Google's software-based advertising ID is AAID (Android Advertising ID), and Apple's is IDFA (Identifier for Advertising). Apple has recently gone one step further, their IDFA is now effectively opt-in only in iOS 14. This will have a huge impact on advertisers, app publishers and the AdTech ecosystem. It will be interesting to see if Google follows suit again.
Where Is The Device ID Used By Businesses – 3 Key Ecosystems
As mentioned previously, device ID is a term that is commonly used to refer to various identifiers such as IMEI, TAC, MAC address, advertising ID, IDFA, AAID and even cookie ID, however, in the mobile consumer device ecosystem it’s most commonly used to refer to the hardware / manufacturer device ID, such as Apple’s UDID.
Typically, businesses use this device ID for web and app optimization, analytics, testing and even for advertising purposes if the data is non-personally identifiable
The device ID is typically siloed in different industries and can be particularly useful in the following ecosystems.

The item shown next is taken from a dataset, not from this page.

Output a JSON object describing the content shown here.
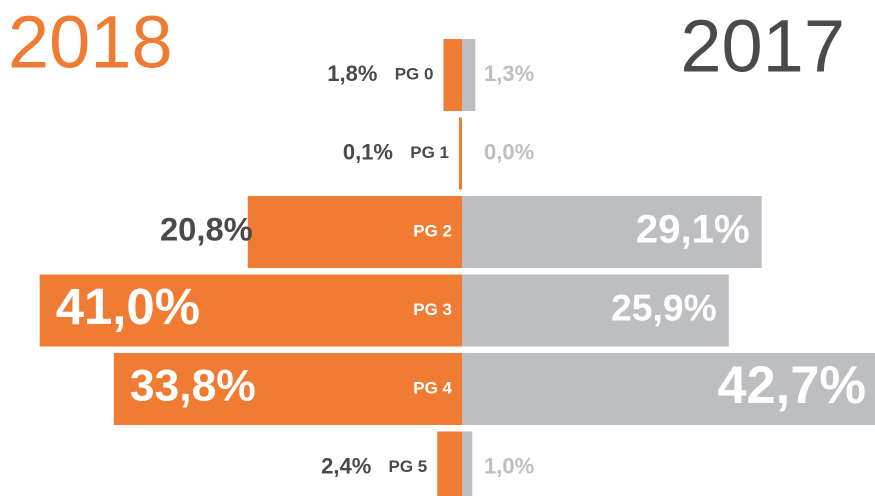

App developers can access their user’s device ID with the right permissions. Apps can then use the device ID feature to add value to the user (e.g. conveniently display the device ID to the user, provide personalization features), enhance their analytics capabilities, while also utilizing it for licensing purposes.
2. Mobile Network Operator (MNO)
MNOs typically use the Type-Allocation Code (TAC) as their unique device identifier. This, however, is limited as many devices can have one TAC. For more refined results MNOs that have apps installed on customer devices can combine the TAC with their consumer’s device ID. Alternatively and without offering an app, MNOs can combine the TAC with detailed device data to get similar results on a device-capability (non-PII) level rather than on a user-level. They can then use this data to make more informed business decisions relating to network optimizations, etc. – see more opportunities for the MNO ecosystem, here.
In the web environment, developers that do not offer apps typically use the User-Agent string to get similar insights to those available via device ID (e.g. device capabilities), but with a reduced PII risk.
Limitations around accuracy, performance, maintenance and identifying device capabilities typically arise as actionable device insights can only be unravelled accurately through sustained and dedicated attention to mapping and interpreting entropy.
However, if done effectively this method can be used to identify device capabilities accurately and, as a result, developers can then optimize their website for each device type, detect bots and enhance their analytics, etc. – see more opportunities for the web environment, here.
Historically, each of the above ecosystems has been a silo, which limits cross-ecosystem insights and performance enhancement opportunities. As connected devices move freely between different ecosystems, an anonymous ID can prove valuable to businesses and their end-users.
The DeviceAtlas Device ID is a unique non-PII identifier that spans the web, app and MNO ecosystems. Multiple keys, which include the User-Agent string, app Make / Model (aka Build.MANUFACTURER / Build.MODEL) and TAC, are indexed to the unique DeviceAtlas Device ID which enables cross-ecosystem insights.
Sourced from multiple industry-leading partnerships ensuring the highest device identification rate, DeviceAtlas provides the most accurate and comprehensive device data on the market with highly optimized and lightning fast lookups from a unique identifier: the DeviceAtlas Device ID.
The below chart provides an overview of the cross-ecosystem connection enabled, in an anonymous manner, by DeviceAtlas.
As can be seen above, the Web, App and MNO ecosystems can use their device identifiers, the TAC, User-Agent string and app Make / Model (aka Build.MANUFACTURER / Build.MODEL) respectively, to create a connection to other ecosystems via a common, anonymous, robust unique identifier: the DeviceAtlas Device ID. The DeviceAtlas Device ID is a key field enabling linkage of data between the different ecosystems.